The twin human needs for attachment and meaning form the foundation of faith. Unlike other animals, we foresee the distant future, and the vision is unsettling. We ask why we are here and whether life has a purpose; we are anxious about being alone. Religious beliefs may recruit the cognitive mechanisms outlined here, but they are largely fuelled by fear, loneliness and longing. Parents, friends and leaders may abandon or disappoint us, but gods do not. They care about our behaviour and destiny, and know what we do for good and ill, infusing every moment with meaning. Any claim to understand belief must seriously address not just human cognition, but the rich and complex human needs that pervade and energize thinking.

Religion is scarcely uncharted scientific territory. Darwin, in The Descent of Man, wrote that religious devotion is highly complex, “consisting of love, complete submission to an exalted and mysterious superior, a strong sense of dependence, fear, reverence, gratitude, hope for the future, and perhaps other elements”. William James (not cited by Tremlin) and Sigmund Freud (mentioned in passing), the founders of different psychological traditions, both wrote books about the mental processes in religious ideas and practices. James emphasized the inner religious struggle between melancholy and happiness, and pointed to trance as a cognitive mechanism. Freud stressed fear and pain, the need for a powerful parent to care for us, the obsessional nature of ritual, and the hypnotic state a community can induce.

One of us has some religious faith, the other once did. Like most thoughtful people, we wonder where and how faith might be instantiated in mind and brain. There must be a cognitive mechanism that allows a belief in gods, but there must also be more than just conceptual tools to explain the range of behaviours inspired by belief. People routinely believe many things for which there is no evidence, so perhaps it is really science and scepticism that are unnatural and need explaining.

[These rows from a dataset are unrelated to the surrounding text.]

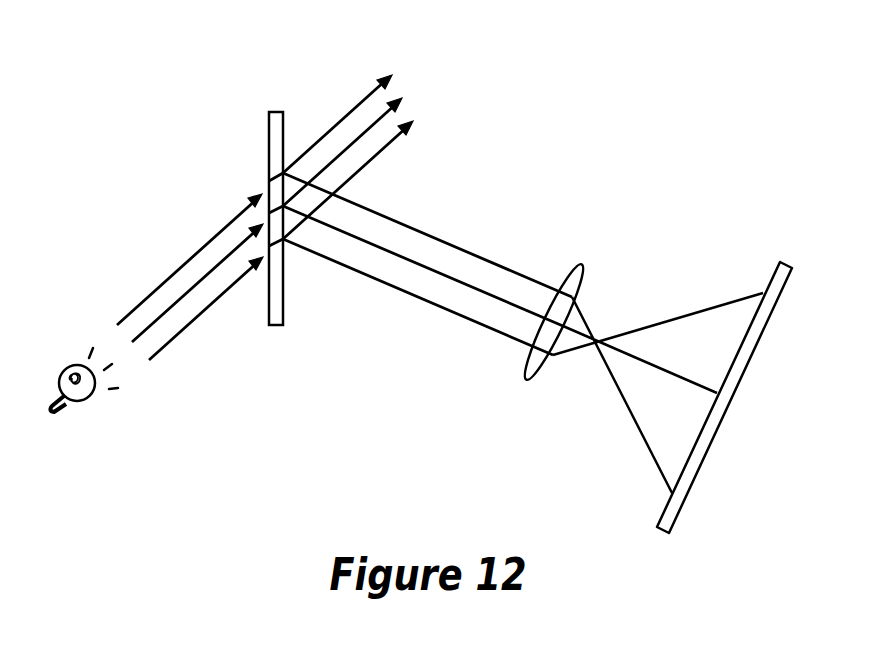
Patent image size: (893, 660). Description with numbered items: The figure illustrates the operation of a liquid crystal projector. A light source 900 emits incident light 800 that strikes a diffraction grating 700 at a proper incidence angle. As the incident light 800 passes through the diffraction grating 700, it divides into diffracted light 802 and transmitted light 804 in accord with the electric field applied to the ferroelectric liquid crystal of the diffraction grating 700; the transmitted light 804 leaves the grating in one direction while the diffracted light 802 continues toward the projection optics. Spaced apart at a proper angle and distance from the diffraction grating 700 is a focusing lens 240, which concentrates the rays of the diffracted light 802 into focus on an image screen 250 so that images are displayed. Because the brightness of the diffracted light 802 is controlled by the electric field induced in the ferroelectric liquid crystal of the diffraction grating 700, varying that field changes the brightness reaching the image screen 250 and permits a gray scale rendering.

The diffraction grating 700 is at (261, 113).
The incident light 800 is at (200, 318).
The diffracted light 802 is at (417, 302).
The transmitted light 804 is at (370, 93).
The focusing lens 240 is at (583, 264).
The image screen 250 is at (786, 260).
The light source 900 is at (93, 400).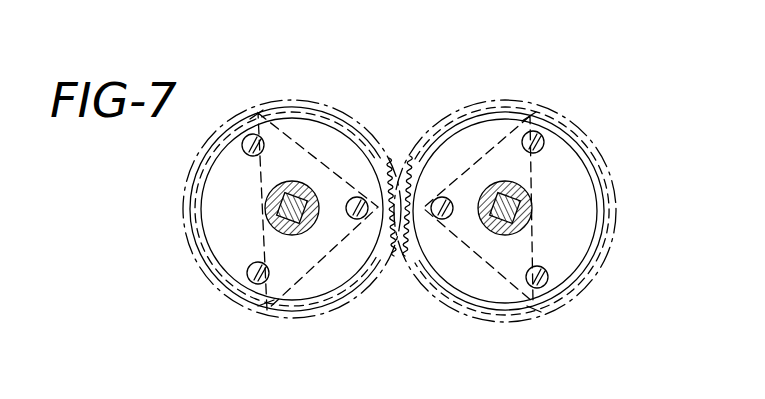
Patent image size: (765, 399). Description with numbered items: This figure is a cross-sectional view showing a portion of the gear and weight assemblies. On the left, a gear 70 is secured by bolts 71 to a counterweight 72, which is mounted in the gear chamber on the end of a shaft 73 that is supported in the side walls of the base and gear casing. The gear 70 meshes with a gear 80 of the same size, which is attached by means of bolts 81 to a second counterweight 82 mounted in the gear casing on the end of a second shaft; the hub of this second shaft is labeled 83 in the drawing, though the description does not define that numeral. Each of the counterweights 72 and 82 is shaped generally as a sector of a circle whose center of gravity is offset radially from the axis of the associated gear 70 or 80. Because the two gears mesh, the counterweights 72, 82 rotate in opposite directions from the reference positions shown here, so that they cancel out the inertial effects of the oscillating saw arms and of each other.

The gear 70 is at (340, 303).
The bolts 71 is at (248, 137).
The counterweight 72 is at (328, 162).
The shaft 73 is at (266, 213).
The gear 80 is at (512, 318).
The bolts 81 is at (545, 140).
The second counterweight 82 is at (492, 155).
The hub 83 is at (531, 205).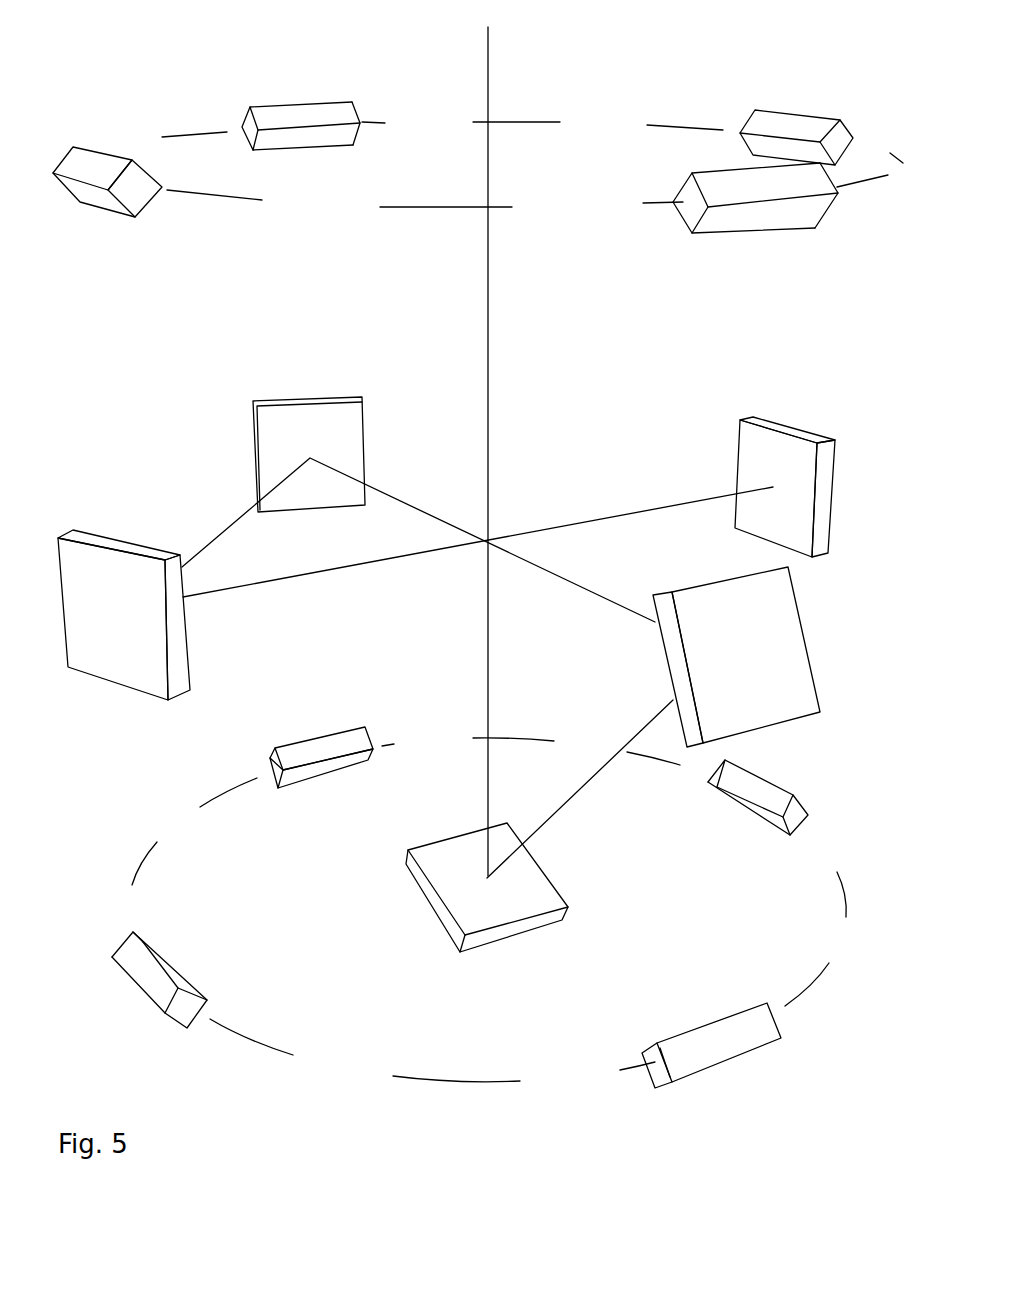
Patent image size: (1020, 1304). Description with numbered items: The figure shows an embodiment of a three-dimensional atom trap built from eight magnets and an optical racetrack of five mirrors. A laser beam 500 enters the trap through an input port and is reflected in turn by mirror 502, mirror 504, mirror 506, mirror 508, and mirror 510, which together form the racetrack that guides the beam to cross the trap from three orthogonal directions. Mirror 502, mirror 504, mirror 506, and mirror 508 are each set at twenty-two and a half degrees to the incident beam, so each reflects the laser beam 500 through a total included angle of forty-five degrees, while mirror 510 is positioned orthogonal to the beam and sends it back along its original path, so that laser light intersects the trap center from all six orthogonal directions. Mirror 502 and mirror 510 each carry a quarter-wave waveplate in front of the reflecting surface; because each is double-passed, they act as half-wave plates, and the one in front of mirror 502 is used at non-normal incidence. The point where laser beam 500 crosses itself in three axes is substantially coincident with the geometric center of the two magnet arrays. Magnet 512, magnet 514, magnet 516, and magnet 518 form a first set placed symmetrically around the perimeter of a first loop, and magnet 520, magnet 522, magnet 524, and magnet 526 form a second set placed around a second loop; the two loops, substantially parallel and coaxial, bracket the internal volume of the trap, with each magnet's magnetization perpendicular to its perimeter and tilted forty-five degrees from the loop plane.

The laser beam 500 is at (497, 83).
The mirror 502 is at (425, 907).
The mirror 504 is at (643, 662).
The mirror 506 is at (313, 385).
The mirror 508 is at (125, 532).
The mirror 510 is at (798, 417).
The magnet 512 is at (95, 142).
The magnet 514 is at (303, 90).
The magnet 516 is at (800, 98).
The magnet 518 is at (702, 257).
The magnet 520 is at (175, 950).
The magnet 522 is at (337, 718).
The magnet 524 is at (748, 812).
The magnet 526 is at (722, 1078).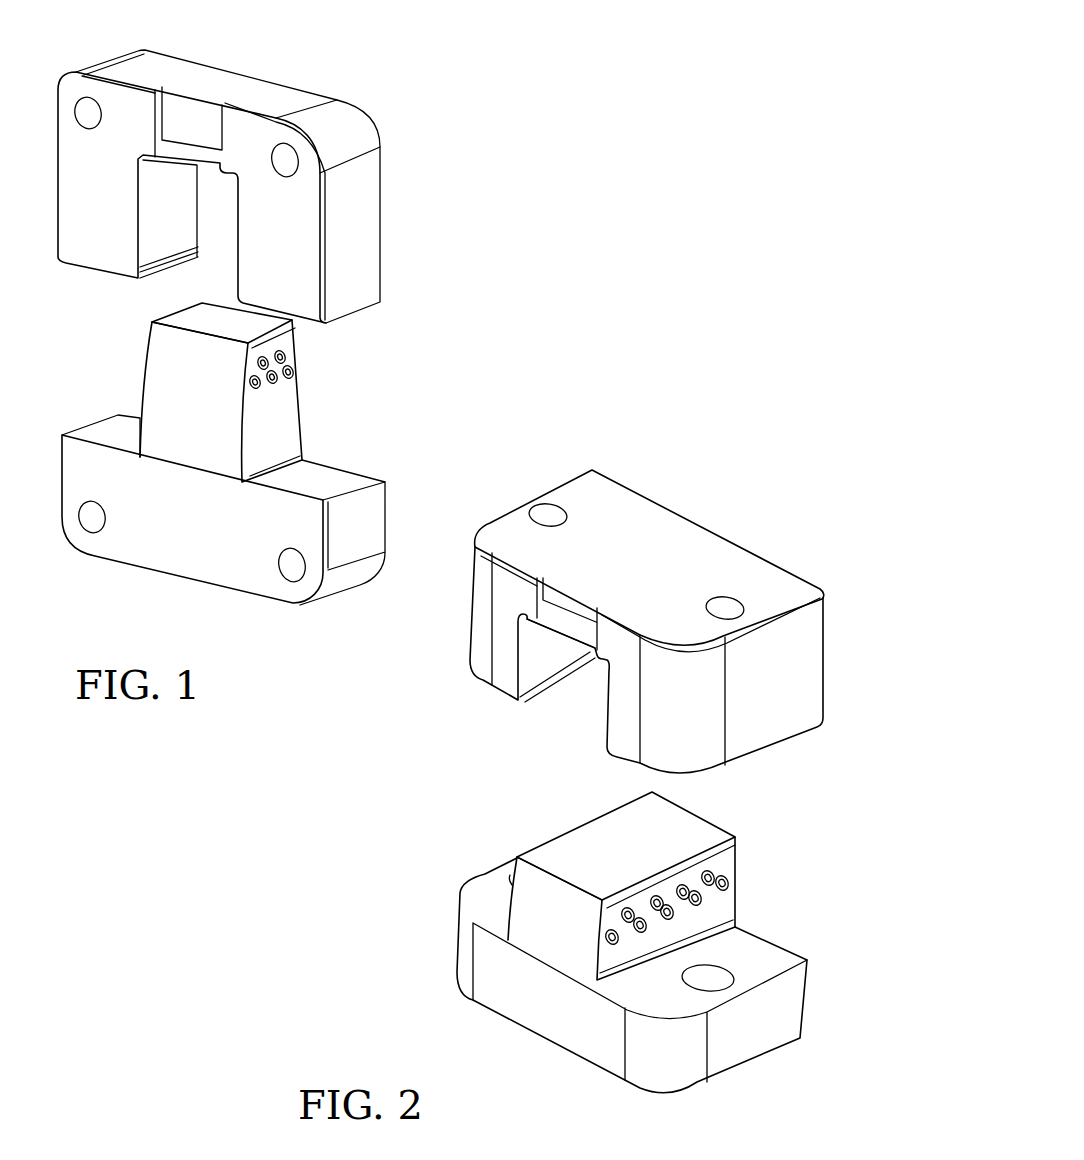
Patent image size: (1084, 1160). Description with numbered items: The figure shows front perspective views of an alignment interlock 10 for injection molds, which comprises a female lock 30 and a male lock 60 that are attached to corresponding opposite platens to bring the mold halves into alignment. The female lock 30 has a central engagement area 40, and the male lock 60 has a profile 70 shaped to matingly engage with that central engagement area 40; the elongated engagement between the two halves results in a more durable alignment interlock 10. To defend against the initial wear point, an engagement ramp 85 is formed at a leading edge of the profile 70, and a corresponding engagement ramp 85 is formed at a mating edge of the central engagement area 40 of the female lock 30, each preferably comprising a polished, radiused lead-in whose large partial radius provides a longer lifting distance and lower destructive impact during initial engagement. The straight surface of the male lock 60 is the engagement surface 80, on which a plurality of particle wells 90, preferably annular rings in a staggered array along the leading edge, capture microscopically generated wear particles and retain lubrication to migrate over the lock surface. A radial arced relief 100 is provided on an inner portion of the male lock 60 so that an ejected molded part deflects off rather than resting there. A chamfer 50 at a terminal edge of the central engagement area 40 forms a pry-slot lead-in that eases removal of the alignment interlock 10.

This book represents the emerging field of the cognitive science of religion, and it adds something to our understanding: the natural human penchant for detecting agency and for imagining other minds allow us to conceptualize gods, and thus serve the emotions that motivate religious faith. Perhaps in the future, Tremlin and others working in this new field will attempt to integrate it with older ideas to develop a more comprehensive psychology of religion. Meanwhile, it is good, especially in a world endlessly troubled by religious differences, to have a new theoretical analysis suggesting that there are core religious beliefs that transcend our differences and that stem from universal features of the human mind.